An interim consensus map of barley DArT® markers (A. Kilian, Triticarte, personal communication) was used to study LD amongst the 192 accessions. This map differed slightly from the published DArT® consensus map (Wenzl et al. 2006) in that four markers were not included and the map distances were slightly longer. LD between mapped DArT® loci was calculated by the squared allele frequency correlation coefficient (r 2) (Weir 1979) implemented in TASSEL version 1.9.4 (Buckler et al. 2006). In this way, P values were estimated from all pairs of DArT® bi-allelic markers within the same chromosome after removal of loci with rare alleles (f < 0.10). The extent and distribution of LD were visualised by plotting intra-chromosomal r 2 values (significance P < 0.001) against the genetic distance in centiMorgans. Unlinked r 2 estimates were square root transformed to approximate a normally distributed random variable and the parametric 95th percentile of that distribution was taken as a critical value of r 2, beyond which LD is likely to be caused by genetic linkage (Breseghello and Sorrells 2006).

Phenotypic and association analysis

This association-mapping population has been phenotyped in 28 trials around the Mediterranean basin for a series of agronomic traits (Comadran et al. 2008). The purpose of this paper is to genetically characterise the mapping population and to test the feasibility of a whole genome scan for complex traits with current levels of LD and genome coverage. Barley powdery mildew loci are well described in the literature (Chelkowski et al. 2003) and can be used to asses the suitability of the population for association mapping. Plant lines were phenotyped for powdery mildew in 2004 at trial sites in Italy and Morocco, named ITA_4D, ITA_4W, MOR_4D and MOR_4W. Two experiments per site were conducted, using a design in which a quarter of the entries were replicated once. Twenty percent of the plots consisted of four checks, which were included repeatedly in a systematic diagonal fashion. Powdery mildew infection scores were recorded for each line at each site on an ordinal scale running from 0, absence of infection, to 10, maximum infection.

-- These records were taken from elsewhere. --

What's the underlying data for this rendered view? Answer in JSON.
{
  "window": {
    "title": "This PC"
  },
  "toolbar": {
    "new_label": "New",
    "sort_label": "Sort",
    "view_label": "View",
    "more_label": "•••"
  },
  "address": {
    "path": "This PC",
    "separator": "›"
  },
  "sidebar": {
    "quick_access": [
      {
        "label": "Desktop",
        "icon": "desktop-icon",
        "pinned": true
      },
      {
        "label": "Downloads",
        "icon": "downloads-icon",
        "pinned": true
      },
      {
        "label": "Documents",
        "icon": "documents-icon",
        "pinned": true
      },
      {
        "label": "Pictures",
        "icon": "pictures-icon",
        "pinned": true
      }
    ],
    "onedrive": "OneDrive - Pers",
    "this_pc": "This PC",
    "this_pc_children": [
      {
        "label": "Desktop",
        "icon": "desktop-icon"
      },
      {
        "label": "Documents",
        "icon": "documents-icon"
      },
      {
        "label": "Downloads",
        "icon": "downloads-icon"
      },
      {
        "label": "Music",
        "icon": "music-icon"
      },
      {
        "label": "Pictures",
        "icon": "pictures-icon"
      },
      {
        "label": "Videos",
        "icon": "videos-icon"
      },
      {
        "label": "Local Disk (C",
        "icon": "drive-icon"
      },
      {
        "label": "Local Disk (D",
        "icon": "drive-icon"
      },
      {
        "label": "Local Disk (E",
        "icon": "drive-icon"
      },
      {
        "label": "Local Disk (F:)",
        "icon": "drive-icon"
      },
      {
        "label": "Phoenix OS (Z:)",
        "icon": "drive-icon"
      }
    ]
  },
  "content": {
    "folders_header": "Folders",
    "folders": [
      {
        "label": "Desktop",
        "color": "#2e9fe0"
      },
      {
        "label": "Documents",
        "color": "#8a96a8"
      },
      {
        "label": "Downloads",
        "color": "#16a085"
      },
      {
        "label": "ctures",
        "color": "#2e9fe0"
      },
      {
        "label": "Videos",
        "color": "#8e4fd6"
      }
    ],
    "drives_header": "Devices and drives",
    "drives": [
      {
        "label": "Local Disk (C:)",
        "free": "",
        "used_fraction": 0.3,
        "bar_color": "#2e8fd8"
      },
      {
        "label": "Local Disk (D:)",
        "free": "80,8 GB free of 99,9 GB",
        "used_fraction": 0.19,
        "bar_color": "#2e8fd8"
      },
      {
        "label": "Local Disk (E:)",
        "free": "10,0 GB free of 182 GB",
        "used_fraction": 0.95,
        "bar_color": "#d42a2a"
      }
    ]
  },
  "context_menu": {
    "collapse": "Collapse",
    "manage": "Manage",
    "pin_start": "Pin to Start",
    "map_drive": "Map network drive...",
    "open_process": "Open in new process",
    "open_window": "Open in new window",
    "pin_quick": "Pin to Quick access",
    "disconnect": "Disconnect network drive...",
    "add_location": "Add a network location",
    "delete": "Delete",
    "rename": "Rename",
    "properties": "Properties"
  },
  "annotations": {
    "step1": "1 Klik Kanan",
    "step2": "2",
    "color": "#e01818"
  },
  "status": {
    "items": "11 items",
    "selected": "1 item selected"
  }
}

Mildew scores were analysed per trial by mixed model analysis using Restricted Maximum Likelihood (REML) in Genstat 9 (Payne et al. 2006), to produce entry means (Best Linear Unbiased Predictors, or BLUPs), taking into account row and column variation (Piepho et al. 2008). TASSEL 2.0 (Yu et al. 2006) was used to derive a relative kinship matrix (K) from the set of DArT® marker data. Structure 2.2 (Pritchard et al. 2000a) was used to obtain a population structure probabilities matrix for k = 5 (Q). Marker-trait associations were detected across trials by mixed model analysis with individual DArT® markers as fixed effects in Genstat 9. K or Q matrices accounting for the population stratification effects were fitted in the random term of the model to reduce type I errors. P value significance thresholds for declaring the presence of positive marker-trait associations were calculated for each individual trial based on a false discovery rate, FDR, which is defined as the expected proportion of true null hypotheses that are rejected (Benjamini and Hochberg 1995). This is implemented as follows: let P (i) (i = 1,…, m) be the ordered significances of the linear model relating a phenotypic trait to the marker i. If k is the largest value of i such that

$$ P_{(i)} \le \frac{i\alpha }{m} $$

then the k values P (1),…, P (k) are declared significant. This controls the FDR at a level ≤α. Significance thresholds for a FDR at a level of α = 0.05 as −log10(P value) were set to 4.39, 3.21, 2.45 and 2.87 for ITA_4D, ITA_4W, MOR_4D and MOR_4W, respectively.

Results

Genetic diversity

Fifty-two SSR markers used in phase 1 genotyping were able to distinguish all accessions. Diversity statistics for each phase 1 marker locus are summarised in supplementary Table 1. 474 alleles were detected over the whole sample of 192 accessions with an average of 9.11 alleles per locus and an overall mean diversity value of 0.56, ranging from 0 to 0.909. Comparisons between landraces and cultivars (modern and old pooled together) showed a general decrease in diversity from the former to the latter (mean values of 7.79–5.57 alleles per locus for 84 and 108 accessions for landraces and cultivars, respectively). 124, 11 and 40 rare alleles (frequency < 5%) were specific to landraces, old cultivars and modern cultivars, respectively, indicating a loss of rare alleles due to breeding. In addition, two frequent alleles (frequency > 5%) from SSRs HVM62 and Bmag0353 were specific to landraces. Two EST-SSR markers proved monomorphic across all 192 accessions and were excluded from further analyses. Moreover, barley is predominantly autogamous and as expected no heterozygous plants were observed for the 50 SSR markers assayed. Levels of heterozygosity could not be estimated from DArT® markers as they are predominantly dominant.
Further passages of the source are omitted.